GLORIA Trial Examining NOX-A12 Plus Radiotherapy/Bevacizumab in Glioblastoma Safe to Continue Recruitment


The Data Safety Monitoring Board has determined that it is safe and appropriate to continue recruitment to the expansion arm of the phase 1/2 GLORIA trial, which is examining a novel combination comprised of NOX-A12, radiotherapy, and bevacizumab in glioblastoma and incomplete tumor resection.

Aram Mangasarian

Aram Mangasarian

The Data Safety Monitoring Board has determined that it is safe and appropriate to continue recruitment to the expansion arm of the phase 1/2 GLORIA trial (NCT04121455), which is examining a novel combination comprised of NOX-A12 (olaptesed pegol), radiotherapy, and bevacizumab (Avastin) in patients with glioblastoma and incomplete tumor resection.1

The decision followed an evaluation of safety findings from the first 4 weeks of treatment in the first patient enrolled to arm B. Investigators will now continue to recruit 5 additional patients to this arm in accordance with trial protocol.

The German Federal Institute for Drugs and Medical Devices has also given the green light to the launch of the third expansion arm of the trial, which is slated to examine NOX-A12 in combination with radiotherapy and pembrolizumab (Keytruda) in patients with glioblastoma and incomplete tumor resection.

“The 3 arms in the expansion phase of our phase 1/2 study of NOX-A12 are supported by the clinical data from the GLORIA trial and are designed to explore the potential for improved benefits for patients with brain tumors,” Aram Mangasarian, chief executive officer of NOXXON Pharma N.V., stated in a press release. “The combination with the anti–PD-1 inhibitor pembrolizumab is of particular interest as we expect this combination therapy to unlock a stronger and more durable immune response against the tumor…We plan to use clinical data from the expansion arms to support our future pivotal glioblastoma study.”

NOX-A12 was developed to target the key chemokine protein CXCL12. In cancer, this chemokine protein serves as a communication bridge between tumor cells and the environment, and is known to encourage tumor proliferation, the formation of new blood vessels and metastasis, and to reduce cell death.2 The novel agent binds to 2 key sites within the protein to disrupt activity and target them for elimination.
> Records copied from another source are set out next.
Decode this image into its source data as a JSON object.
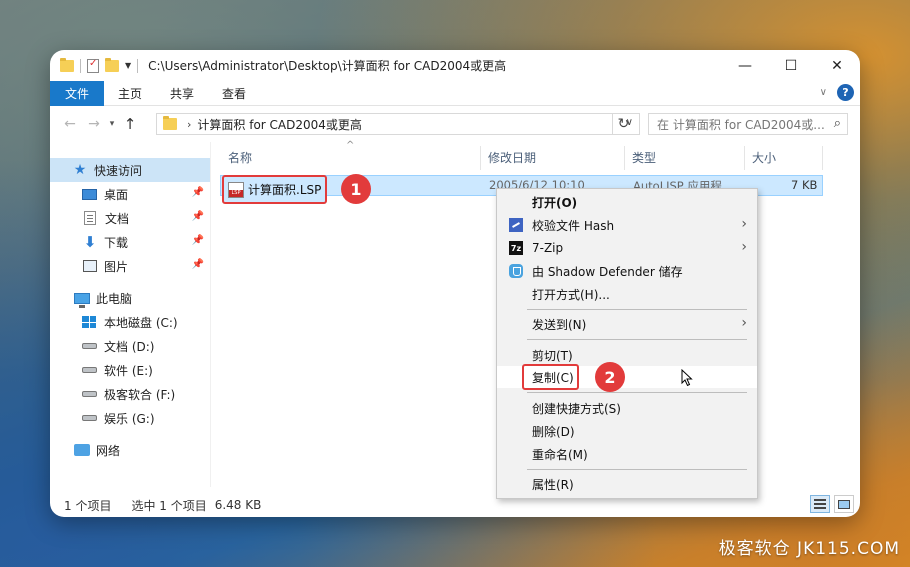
{
  "titlebar": {
    "path": "C:\\Users\\Administrator\\Desktop\\计算面积 for CAD2004或更高",
    "minimize": "—",
    "maximize": "☐",
    "close": "✕"
  },
  "ribbon": {
    "tabs": [
      {
        "label": "文件"
      },
      {
        "label": "主页"
      },
      {
        "label": "共享"
      },
      {
        "label": "查看"
      }
    ],
    "help": "?",
    "chevron": "∨"
  },
  "navbar": {
    "back": "←",
    "forward": "→",
    "recent": "▾",
    "up": "↑",
    "separator": "›",
    "address": "计算面积 for CAD2004或更高",
    "address_drop": "∨",
    "refresh": "↻",
    "search_placeholder": "在 计算面积 for CAD2004或...",
    "search_icon": "⌕"
  },
  "sidebar": {
    "quick_access": "快速访问",
    "items": [
      {
        "label": "桌面",
        "icon": "desktop-icon",
        "pinned": true
      },
      {
        "label": "文档",
        "icon": "document-icon",
        "pinned": true
      },
      {
        "label": "下载",
        "icon": "download-icon",
        "pinned": true
      },
      {
        "label": "图片",
        "icon": "pictures-icon",
        "pinned": true
      }
    ],
    "this_pc": "此电脑",
    "drives": [
      {
        "label": "本地磁盘 (C:)",
        "icon": "windows-drive-icon"
      },
      {
        "label": "文档 (D:)",
        "icon": "drive-icon"
      },
      {
        "label": "软件 (E:)",
        "icon": "drive-icon"
      },
      {
        "label": "极客软合 (F:)",
        "icon": "drive-icon"
      },
      {
        "label": "娱乐 (G:)",
        "icon": "drive-icon"
      }
    ],
    "network": "网络",
    "pin_glyph": "📌"
  },
  "filelist": {
    "columns": [
      "名称",
      "修改日期",
      "类型",
      "大小"
    ],
    "sort_arrow": "^",
    "rows": [
      {
        "name": "计算面积.LSP",
        "modified": "2005/6/12 10:10",
        "type": "AutoLISP 应用程",
        "size": "7 KB",
        "icon_text": "LSP"
      }
    ]
  },
  "badges": {
    "one": "1",
    "two": "2"
  },
  "context_menu": {
    "items": [
      {
        "label": "打开(O)"
      },
      {
        "label": "校验文件 Hash"
      },
      {
        "label": "7-Zip"
      },
      {
        "label": "由 Shadow Defender 储存"
      },
      {
        "label": "打开方式(H)..."
      },
      {
        "label": "发送到(N)"
      },
      {
        "label": "剪切(T)"
      },
      {
        "label": "复制(C)"
      },
      {
        "label": "创建快捷方式(S)"
      },
      {
        "label": "删除(D)"
      },
      {
        "label": "重命名(M)"
      },
      {
        "label": "属性(R)"
      }
    ],
    "zip_icon_text": "7z",
    "submenu_arrow": "›"
  },
  "statusbar": {
    "count": "1 个项目",
    "selected": "选中 1 个项目",
    "size": "6.48 KB"
  },
  "watermark": "极客软仓 JK115.COM",
  "colors": {
    "accent": "#1979ca",
    "selection": "#cce8ff",
    "highlight_red": "#e23b3b"
  }
}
The investigational agent was developed to attack solid tumors by modulating the tumor microenvironment. By enabling anticancer immune cells to enter the tumor, the agent can help to unleash the full potential of immunotherapy treatment approaches like checkpoint inhibitors. Moreover, the agent can prevent the attraction of repair cells to tumors by hindering tumor regrowth after radiotherapy.

To be eligible for enrollment to the expansion portion of the GLORIA trial, patients needed to have newly diagnosed, histologically confirmed, supratentorial World Health Organization grade IV glioblastoma and be at least 18 years of age.3

Moreover, patients needed to have unmethylated MGMT promoter status, a maximum ECOG performance status of 2, an estimated minimum life expectancy of 3 months, and a stable or decreasing dose of corticosteroids during the week before inclusion on the trial.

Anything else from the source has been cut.